Avant-projet de loi sur l'économie numérique
Commentaire d'IRIS sur l'avis de la CSSPPT : Responsabilité des hébergeurs - Un « remède » de la CSSPPT pire que le mal de l'avant-projet
19 décembre 2002
Pétition - Pour qu'Internet ne devienne pas une zone de non droit
Collectifs et individuels sont invités à signer
La Commission supérieure du service public des postes et télécommunications (CSSPPT) a adopté le 10 décembre son avis sur l'avant-projet de loi sur l'économie numérique (LEN), transmis au gouvernement accompagné des contributions d'organismes consultés par la Commission, ainsi que de l'analyse d'IRIS sur cet avant-projet de loi. IRIS publie le texte intégral de cet avis.Sous réserve de la prise en compte des remarques, la CSSPPT émet un avis favorable à l'avant-projet de LEN. IRIS présente dans la suite la plupart de ces remarques, accompagnées des commentaires de l'association.
Le point principal retenu par IRIS est une « contre-proposition » de la CSSPPT sur la responsabilité des hébergeurs. L'association s'oppose très fermement à cette suggestion de la Commission, dont IRIS montre qu'elle est encore pire que les dispositions prévues dans l'avant-projet de loi.
Sur le contenu du projet de LEN
1/ Titre I - De la liberté de communication en ligne
C'est essentiellement la formulation par la CSSPPT de sa « contre-proposition consistant à instaurer une "procédure de coupure sur notification", qui engage la responsabilité sur celui qui demande la coupure parce qu'il s'estime victime d'un préjudice, si cette demande se révèle abusive » qui retient l'attention.

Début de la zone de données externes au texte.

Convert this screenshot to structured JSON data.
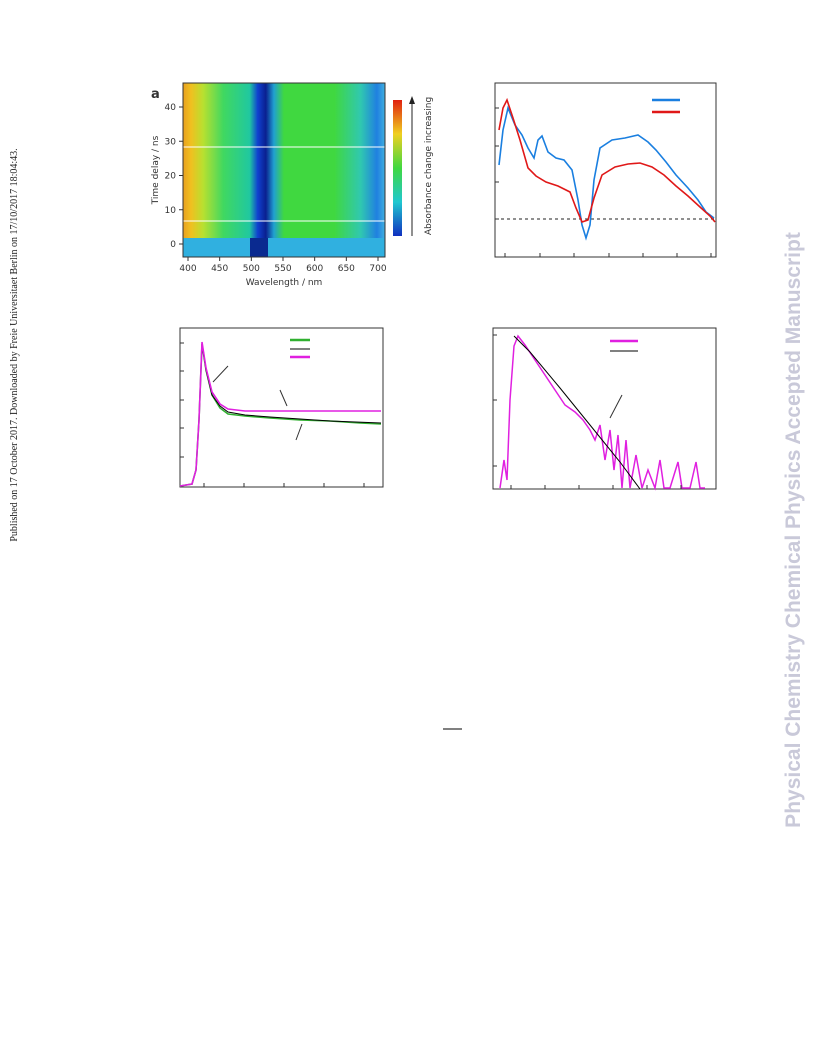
{
  "side_note": "Published on 17 October 2017. Downloaded by Freie Universitaet Berlin on 17/10/2017 18:04:43.",
  "watermark": "Physical Chemistry Chemical Physics Accepted Manuscript",
  "figure_a": {
    "panel_label": "a",
    "y_label": "Time delay / ns",
    "x_label": "Wavelength / nm",
    "colorbar_label": "Absorbance change increasing",
    "yticks": [
      0,
      10,
      20,
      30,
      40
    ],
    "xticks": [
      400,
      450,
      500,
      550,
      600,
      650,
      700
    ]
  }
}
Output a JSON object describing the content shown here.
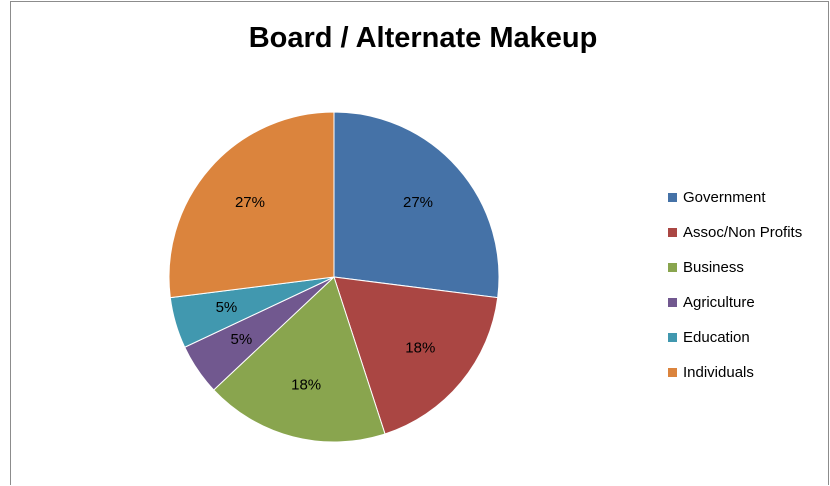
{
  "chart_data": {
    "type": "pie",
    "title": "Board / Alternate Makeup",
    "legend_position": "right",
    "slices": [
      {
        "label": "Government",
        "value": 27,
        "data_label": "27%",
        "color": "#4572A7"
      },
      {
        "label": "Assoc/Non Profits",
        "value": 18,
        "data_label": "18%",
        "color": "#AA4643"
      },
      {
        "label": "Business",
        "value": 18,
        "data_label": "18%",
        "color": "#89A54E"
      },
      {
        "label": "Agriculture",
        "value": 5,
        "data_label": "5%",
        "color": "#71588F"
      },
      {
        "label": "Education",
        "value": 5,
        "data_label": "5%",
        "color": "#4198AF"
      },
      {
        "label": "Individuals",
        "value": 27,
        "data_label": "27%",
        "color": "#DB843D"
      }
    ]
  }
}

Cette « contre-proposition » n'est rien d'autre qu'une reformulation de la procédure dite de notice and take down, encore plus grave que dans la version proposée par le gouvernement. En effet, la CSSPPT semble avoir suivi ici l'avis des prestataires techniques et leur posture de « Ponce pilate » à cet égard : peu leur importe finalement le respect de la démocratie et de l'état de droit, pour autant qu'ils ne soient pas susceptibles d'être inquiétés !

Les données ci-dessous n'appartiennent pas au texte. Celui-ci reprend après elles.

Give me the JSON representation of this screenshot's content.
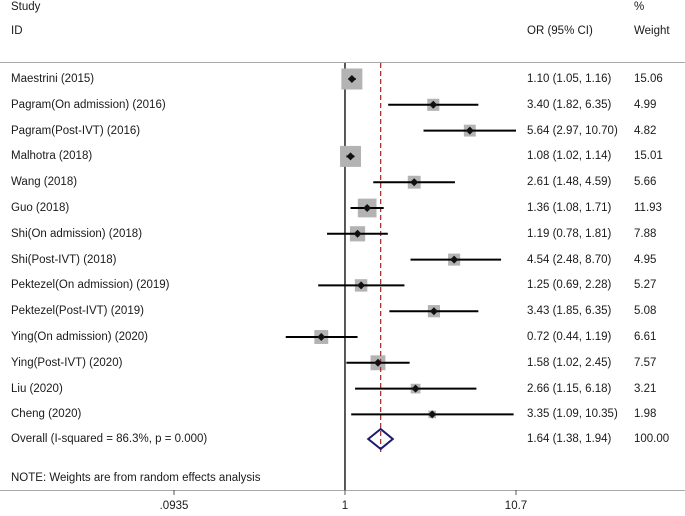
{
  "chart_data": {
    "type": "forest",
    "headers": {
      "study_line1": "Study",
      "study_line2": "ID",
      "or_label": "OR (95% CI)",
      "weight_line1": "%",
      "weight_line2": "Weight"
    },
    "x_scale": "log",
    "xlim": [
      0.0935,
      10.7
    ],
    "x_ticks": [
      ".0935",
      "1",
      "10.7"
    ],
    "reference_line": 1,
    "overall_line": 1.64,
    "studies": [
      {
        "label": "Maestrini (2015)",
        "or": 1.1,
        "lo": 1.05,
        "hi": 1.16,
        "ci_text": "1.10 (1.05, 1.16)",
        "weight": "15.06"
      },
      {
        "label": "Pagram(On admission) (2016)",
        "or": 3.4,
        "lo": 1.82,
        "hi": 6.35,
        "ci_text": "3.40 (1.82, 6.35)",
        "weight": "4.99"
      },
      {
        "label": "Pagram(Post-IVT) (2016)",
        "or": 5.64,
        "lo": 2.97,
        "hi": 10.7,
        "ci_text": "5.64 (2.97, 10.70)",
        "weight": "4.82"
      },
      {
        "label": "Malhotra (2018)",
        "or": 1.08,
        "lo": 1.02,
        "hi": 1.14,
        "ci_text": "1.08 (1.02, 1.14)",
        "weight": "15.01"
      },
      {
        "label": "Wang (2018)",
        "or": 2.61,
        "lo": 1.48,
        "hi": 4.59,
        "ci_text": "2.61 (1.48, 4.59)",
        "weight": "5.66"
      },
      {
        "label": "Guo (2018)",
        "or": 1.36,
        "lo": 1.08,
        "hi": 1.71,
        "ci_text": "1.36 (1.08, 1.71)",
        "weight": "11.93"
      },
      {
        "label": "Shi(On admission) (2018)",
        "or": 1.19,
        "lo": 0.78,
        "hi": 1.81,
        "ci_text": "1.19 (0.78, 1.81)",
        "weight": "7.88"
      },
      {
        "label": "Shi(Post-IVT) (2018)",
        "or": 4.54,
        "lo": 2.48,
        "hi": 8.7,
        "ci_text": "4.54 (2.48, 8.70)",
        "weight": "4.95"
      },
      {
        "label": "Pektezel(On admission) (2019)",
        "or": 1.25,
        "lo": 0.69,
        "hi": 2.28,
        "ci_text": "1.25 (0.69, 2.28)",
        "weight": "5.27"
      },
      {
        "label": "Pektezel(Post-IVT) (2019)",
        "or": 3.43,
        "lo": 1.85,
        "hi": 6.35,
        "ci_text": "3.43 (1.85, 6.35)",
        "weight": "5.08"
      },
      {
        "label": "Ying(On admission) (2020)",
        "or": 0.72,
        "lo": 0.44,
        "hi": 1.19,
        "ci_text": "0.72 (0.44, 1.19)",
        "weight": "6.61"
      },
      {
        "label": "Ying(Post-IVT) (2020)",
        "or": 1.58,
        "lo": 1.02,
        "hi": 2.45,
        "ci_text": "1.58 (1.02, 2.45)",
        "weight": "7.57"
      },
      {
        "label": "Liu (2020)",
        "or": 2.66,
        "lo": 1.15,
        "hi": 6.18,
        "ci_text": "2.66 (1.15, 6.18)",
        "weight": "3.21"
      },
      {
        "label": "Cheng (2020)",
        "or": 3.35,
        "lo": 1.09,
        "hi": 10.35,
        "ci_text": "3.35 (1.09, 10.35)",
        "weight": "1.98"
      }
    ],
    "overall": {
      "label": "Overall  (I-squared = 86.3%, p = 0.000)",
      "or": 1.64,
      "lo": 1.38,
      "hi": 1.94,
      "ci_text": "1.64 (1.38, 1.94)",
      "weight": "100.00"
    },
    "note": "NOTE: Weights are from random effects analysis",
    "colors": {
      "ci_line": "#000000",
      "box": "#b3b3b3",
      "point": "#111111",
      "reference_line": "#000000",
      "overall_line": "#a3262a",
      "diamond": "#1a1a6e"
    }
  }
}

C'est du moins la seule conclusion qu'IRIS peut tirer de cette proposition, qui permettrait à n'importe quel tiers, puissant lobby de préférence, d'obtenir la suppression d'un contenu public sur simple demande. Et ce n'est pas le prétendu engagement de responsabilité de ce tiers, si sa demande se révèle abusive, qui diminue la gravité de cette proposition : cela reviendrait en effet à ce que l'auteur du contenu ainsi supprimé doive faire la preuve de son innocence, non seulement après avoir été unilatéralement déclaré coupable par une partie privée, mais également après avoir vu ce « jugement » exécuté par une autre partie privée, le prestataire technique !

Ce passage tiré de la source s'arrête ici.